I don't have a more scientific method than comparing prices per square metre in areas I'd like to live in - IIRC rebuild costs are in the order of £1200/m^2 so I'd guess that puts a floor on my expectations. I guess though with a full on depression, construction costs would fall...

How will I know? When the sellers of houses begin searching me out, would be a good beginning. Rather than others currently still searching out a little bit of value, trying to dance and persuade owners/sellers.

Other than that, against income-to-job-security, and vs my existing savings which I'm protective of. No real formula; I work in the creative sector, and struggle with science, but admire some of the hard-maths and science PhDs priced out on hpc, high-end IT guys, top-business people.... and have relied on their calculations and views in previous posts.

Yes, construction costs would fall. We all have different ways to assess it I suppose?

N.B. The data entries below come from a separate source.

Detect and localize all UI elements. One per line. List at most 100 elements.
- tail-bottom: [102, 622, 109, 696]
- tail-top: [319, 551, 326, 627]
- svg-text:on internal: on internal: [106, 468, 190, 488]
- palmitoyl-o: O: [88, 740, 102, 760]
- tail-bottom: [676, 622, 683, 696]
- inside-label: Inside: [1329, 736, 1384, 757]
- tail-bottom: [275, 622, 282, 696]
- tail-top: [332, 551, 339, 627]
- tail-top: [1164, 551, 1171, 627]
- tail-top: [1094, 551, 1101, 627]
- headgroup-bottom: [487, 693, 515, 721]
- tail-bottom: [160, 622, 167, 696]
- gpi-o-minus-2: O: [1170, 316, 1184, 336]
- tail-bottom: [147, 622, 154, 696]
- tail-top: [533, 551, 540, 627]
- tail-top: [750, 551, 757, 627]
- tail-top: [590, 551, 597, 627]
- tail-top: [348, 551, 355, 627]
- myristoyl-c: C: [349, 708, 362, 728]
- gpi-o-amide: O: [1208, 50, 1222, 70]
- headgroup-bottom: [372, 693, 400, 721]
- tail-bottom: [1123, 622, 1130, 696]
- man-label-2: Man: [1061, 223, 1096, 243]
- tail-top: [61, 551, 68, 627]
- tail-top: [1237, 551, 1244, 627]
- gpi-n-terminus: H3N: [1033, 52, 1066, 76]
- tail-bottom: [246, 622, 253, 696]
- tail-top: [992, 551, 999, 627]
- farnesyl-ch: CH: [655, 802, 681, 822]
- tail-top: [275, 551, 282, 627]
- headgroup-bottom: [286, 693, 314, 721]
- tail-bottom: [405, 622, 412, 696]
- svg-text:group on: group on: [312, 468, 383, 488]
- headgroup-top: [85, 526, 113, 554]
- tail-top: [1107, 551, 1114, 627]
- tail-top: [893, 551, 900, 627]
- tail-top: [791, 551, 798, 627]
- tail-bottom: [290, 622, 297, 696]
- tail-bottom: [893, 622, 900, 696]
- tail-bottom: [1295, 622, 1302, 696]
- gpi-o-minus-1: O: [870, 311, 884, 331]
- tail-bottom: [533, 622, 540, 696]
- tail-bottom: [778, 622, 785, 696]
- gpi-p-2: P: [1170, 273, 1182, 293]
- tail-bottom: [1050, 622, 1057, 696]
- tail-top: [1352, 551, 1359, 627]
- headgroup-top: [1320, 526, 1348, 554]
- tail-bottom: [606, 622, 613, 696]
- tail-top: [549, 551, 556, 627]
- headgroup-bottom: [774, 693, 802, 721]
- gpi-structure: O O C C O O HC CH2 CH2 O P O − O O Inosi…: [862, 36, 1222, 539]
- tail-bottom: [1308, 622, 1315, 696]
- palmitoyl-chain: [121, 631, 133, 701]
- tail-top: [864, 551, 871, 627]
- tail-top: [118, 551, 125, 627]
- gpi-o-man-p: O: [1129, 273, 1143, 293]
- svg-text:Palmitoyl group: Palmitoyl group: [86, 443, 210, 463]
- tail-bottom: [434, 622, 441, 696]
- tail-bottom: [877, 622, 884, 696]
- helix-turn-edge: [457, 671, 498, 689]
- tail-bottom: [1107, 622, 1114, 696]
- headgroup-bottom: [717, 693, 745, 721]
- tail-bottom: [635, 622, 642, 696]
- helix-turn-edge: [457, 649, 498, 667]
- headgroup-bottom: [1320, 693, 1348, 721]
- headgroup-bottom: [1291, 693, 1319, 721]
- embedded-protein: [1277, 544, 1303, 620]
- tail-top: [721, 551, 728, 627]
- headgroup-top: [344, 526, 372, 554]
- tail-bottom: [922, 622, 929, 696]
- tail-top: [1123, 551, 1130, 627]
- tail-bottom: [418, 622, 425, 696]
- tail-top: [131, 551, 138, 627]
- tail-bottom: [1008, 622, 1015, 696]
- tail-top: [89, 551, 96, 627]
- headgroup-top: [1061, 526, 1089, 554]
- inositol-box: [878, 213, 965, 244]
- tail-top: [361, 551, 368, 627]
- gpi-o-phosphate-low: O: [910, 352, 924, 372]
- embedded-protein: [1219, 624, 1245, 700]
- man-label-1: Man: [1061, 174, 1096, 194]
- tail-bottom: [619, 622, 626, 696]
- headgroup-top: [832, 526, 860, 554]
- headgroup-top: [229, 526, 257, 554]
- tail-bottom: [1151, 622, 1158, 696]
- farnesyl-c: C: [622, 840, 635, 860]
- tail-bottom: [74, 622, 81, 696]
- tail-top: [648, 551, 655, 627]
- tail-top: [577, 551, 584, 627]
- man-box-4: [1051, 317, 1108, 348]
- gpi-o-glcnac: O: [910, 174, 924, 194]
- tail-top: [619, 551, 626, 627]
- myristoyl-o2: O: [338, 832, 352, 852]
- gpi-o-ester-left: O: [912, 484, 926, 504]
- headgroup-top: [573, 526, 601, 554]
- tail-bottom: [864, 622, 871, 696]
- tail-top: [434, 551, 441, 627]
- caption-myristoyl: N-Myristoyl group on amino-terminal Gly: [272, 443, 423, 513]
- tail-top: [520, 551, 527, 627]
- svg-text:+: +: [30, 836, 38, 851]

Well, based on the loan value for standard SVR mortgage I've just looked at on my Banks website, you would actually be looking at £400k interest on a £400k loan over the next 25 years (that's if interest rates stay as low as they currently are - which I don't think anyone believes will happen.)

Now, look at some of the daft £450k terraced houses in Hale we've been discussing on the Hale & Alty thread. I can easily see those dropping by at least 10-20% in value over the next 5 years; maybe much more. But even at just over a 10% fall and no rises in interest rates, that's your £50k deposit gone (plus the loss of the interest it could have earned in an ISA/etc..) And in the first 5 years of mortgage payments, at £2.6-2.7k per month? Well, you've only paid off £26k of your house. But remember the interest on the loan? That's cost you another £121k in just the first 5 years. So, after 5 years, you are ~£180k down on a £450k house - if interest rates don't go up at all and your house only drops in value by about 12%. The reality is likely to be something much more severe, IMHO - a 30% fall in prices and interest rates at just 2% higher than today gives a loss of over £300k on a £450k house in just five years. And what have you got for that £180k-£300k of investment? Just £26k worth of equity in a house (and minus all your other costs for 5 years - moving costs, stamp duty, maintenance, etc., you don't even have that!)

So that, to me at least, is what is so frightening about buying in the current market. Not a single young person under the age of 35 I speak to can afford to buy at current prices. And for those that do, the doubling and trebling of houses prices needed to wipe out the enormous amount of interest they'd paid in the first 5-10 years of ownership is just not going to happen. Scary stuff indeed.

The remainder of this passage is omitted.